Dans les premières décennies du XIX e siècle, en particulier dans les

provinces arabes, les protections consulaires, très précisément définies

et accordées à des individus, comptaient bien plus que le vague contenu

du protectorat religieux. Dans la situation de désordre et de petites

guerres entre provinciaux, les consuls français ou européens

cherchaient surtout à mettre dans leurs camps des chefs de groupes

armés capables de se faire respecter.
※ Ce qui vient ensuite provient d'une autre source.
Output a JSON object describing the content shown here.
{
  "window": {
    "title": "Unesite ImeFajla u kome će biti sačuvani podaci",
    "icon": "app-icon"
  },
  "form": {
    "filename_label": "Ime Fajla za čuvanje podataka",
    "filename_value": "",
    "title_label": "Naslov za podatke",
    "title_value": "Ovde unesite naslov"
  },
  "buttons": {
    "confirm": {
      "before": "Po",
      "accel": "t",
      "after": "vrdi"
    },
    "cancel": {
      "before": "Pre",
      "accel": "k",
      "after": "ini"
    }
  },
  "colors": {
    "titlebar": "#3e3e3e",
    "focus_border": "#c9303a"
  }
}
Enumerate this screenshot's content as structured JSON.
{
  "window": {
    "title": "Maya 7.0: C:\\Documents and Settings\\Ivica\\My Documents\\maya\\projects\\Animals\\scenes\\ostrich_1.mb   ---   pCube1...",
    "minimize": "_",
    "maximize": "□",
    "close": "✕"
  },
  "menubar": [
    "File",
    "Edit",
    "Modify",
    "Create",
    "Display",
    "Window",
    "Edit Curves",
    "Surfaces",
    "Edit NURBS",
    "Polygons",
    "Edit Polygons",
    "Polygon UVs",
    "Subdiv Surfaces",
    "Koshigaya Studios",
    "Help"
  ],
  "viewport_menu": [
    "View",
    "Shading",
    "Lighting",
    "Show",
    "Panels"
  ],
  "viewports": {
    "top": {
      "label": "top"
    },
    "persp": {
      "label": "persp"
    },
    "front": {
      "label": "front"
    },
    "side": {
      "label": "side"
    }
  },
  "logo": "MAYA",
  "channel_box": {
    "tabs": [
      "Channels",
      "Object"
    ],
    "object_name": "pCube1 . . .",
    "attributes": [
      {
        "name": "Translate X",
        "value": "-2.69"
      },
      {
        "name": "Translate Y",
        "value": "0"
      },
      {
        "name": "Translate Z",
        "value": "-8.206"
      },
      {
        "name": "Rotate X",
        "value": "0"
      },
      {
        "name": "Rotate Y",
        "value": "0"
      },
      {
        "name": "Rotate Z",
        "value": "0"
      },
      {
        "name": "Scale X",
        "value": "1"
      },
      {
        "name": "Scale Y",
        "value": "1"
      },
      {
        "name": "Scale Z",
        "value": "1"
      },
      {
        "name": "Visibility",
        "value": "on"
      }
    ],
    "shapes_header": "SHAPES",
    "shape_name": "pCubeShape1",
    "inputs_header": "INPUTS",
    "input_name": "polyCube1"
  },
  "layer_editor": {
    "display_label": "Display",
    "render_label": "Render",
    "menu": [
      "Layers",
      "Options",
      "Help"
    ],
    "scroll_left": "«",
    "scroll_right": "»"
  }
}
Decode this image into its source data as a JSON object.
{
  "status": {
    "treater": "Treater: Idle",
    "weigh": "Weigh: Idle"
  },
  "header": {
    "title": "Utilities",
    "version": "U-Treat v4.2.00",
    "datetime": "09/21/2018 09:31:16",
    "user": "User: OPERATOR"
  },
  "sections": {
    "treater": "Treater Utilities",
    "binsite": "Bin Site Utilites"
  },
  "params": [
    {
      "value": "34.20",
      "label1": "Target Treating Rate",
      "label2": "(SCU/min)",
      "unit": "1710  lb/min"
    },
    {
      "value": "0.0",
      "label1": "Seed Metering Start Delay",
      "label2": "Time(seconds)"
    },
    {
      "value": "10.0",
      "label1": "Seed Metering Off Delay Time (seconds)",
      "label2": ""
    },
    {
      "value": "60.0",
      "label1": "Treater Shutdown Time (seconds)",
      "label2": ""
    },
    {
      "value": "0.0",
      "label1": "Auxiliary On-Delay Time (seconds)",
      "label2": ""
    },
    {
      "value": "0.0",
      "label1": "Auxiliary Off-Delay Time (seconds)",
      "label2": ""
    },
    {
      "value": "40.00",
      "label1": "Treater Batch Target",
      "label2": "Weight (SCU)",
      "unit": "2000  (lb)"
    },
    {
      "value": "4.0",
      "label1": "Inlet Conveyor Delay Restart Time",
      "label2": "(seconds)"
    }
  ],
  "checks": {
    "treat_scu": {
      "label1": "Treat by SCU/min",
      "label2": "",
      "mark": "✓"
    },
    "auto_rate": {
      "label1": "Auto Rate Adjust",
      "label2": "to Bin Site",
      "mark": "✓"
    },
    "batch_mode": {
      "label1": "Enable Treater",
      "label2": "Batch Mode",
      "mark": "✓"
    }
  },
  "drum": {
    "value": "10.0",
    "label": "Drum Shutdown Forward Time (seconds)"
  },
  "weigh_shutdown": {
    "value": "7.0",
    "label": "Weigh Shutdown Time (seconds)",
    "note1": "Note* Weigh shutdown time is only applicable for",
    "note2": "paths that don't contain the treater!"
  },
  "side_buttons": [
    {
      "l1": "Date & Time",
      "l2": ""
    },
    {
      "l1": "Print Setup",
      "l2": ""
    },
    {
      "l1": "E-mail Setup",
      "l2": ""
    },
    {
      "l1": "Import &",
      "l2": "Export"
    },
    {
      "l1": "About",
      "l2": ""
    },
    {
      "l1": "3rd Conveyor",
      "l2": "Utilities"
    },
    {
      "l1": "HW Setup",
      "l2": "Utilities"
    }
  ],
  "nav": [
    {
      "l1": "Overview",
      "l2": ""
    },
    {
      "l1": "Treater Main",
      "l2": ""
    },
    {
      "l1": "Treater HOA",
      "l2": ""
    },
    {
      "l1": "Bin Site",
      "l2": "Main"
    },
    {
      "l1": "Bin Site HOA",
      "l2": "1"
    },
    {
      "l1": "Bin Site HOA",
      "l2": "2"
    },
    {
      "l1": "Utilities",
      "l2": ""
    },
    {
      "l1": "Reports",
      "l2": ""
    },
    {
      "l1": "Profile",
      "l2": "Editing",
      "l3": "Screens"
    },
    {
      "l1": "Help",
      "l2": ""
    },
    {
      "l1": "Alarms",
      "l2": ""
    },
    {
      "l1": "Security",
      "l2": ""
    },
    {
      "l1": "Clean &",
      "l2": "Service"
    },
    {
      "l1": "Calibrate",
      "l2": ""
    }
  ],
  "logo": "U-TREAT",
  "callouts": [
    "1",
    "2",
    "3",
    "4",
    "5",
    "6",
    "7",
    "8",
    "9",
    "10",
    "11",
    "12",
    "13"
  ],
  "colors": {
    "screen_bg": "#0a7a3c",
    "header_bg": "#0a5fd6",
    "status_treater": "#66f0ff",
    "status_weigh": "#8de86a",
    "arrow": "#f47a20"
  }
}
Ces derniers, essentiellement

musulmans, sauf dans la Montagne libanaise, trouvaient leur intérêt

dans ce soutien européen face aux tentatives d’affirmation du pouvoir

central. La protection consulaire accordée à des musulmans comptait

plus, dans ces temps troublés, que la revendication d’un protectorat

religieux que Rome et Constantinople ne reconnaissaient que comme

une réalité de fait, et non de droit. Néanmoins, pour limiter les

prétentions françaises à exercer ce protectorat, l’Empire ottoman donne

une reconnaissance officielle aux Églises uniates en 1831, sous forme

de brevet d’investiture au patriarche arménien catholique, soustrayant

définitivement les catholiques orientaux de l’autorité ecclésiastique des

Églises orthodoxe et arménienne.

Le discours des Lumières assimilait les peuples de l’Orient soumis

à la domination ottomane aux Gallo-Romains conquis par les Francs.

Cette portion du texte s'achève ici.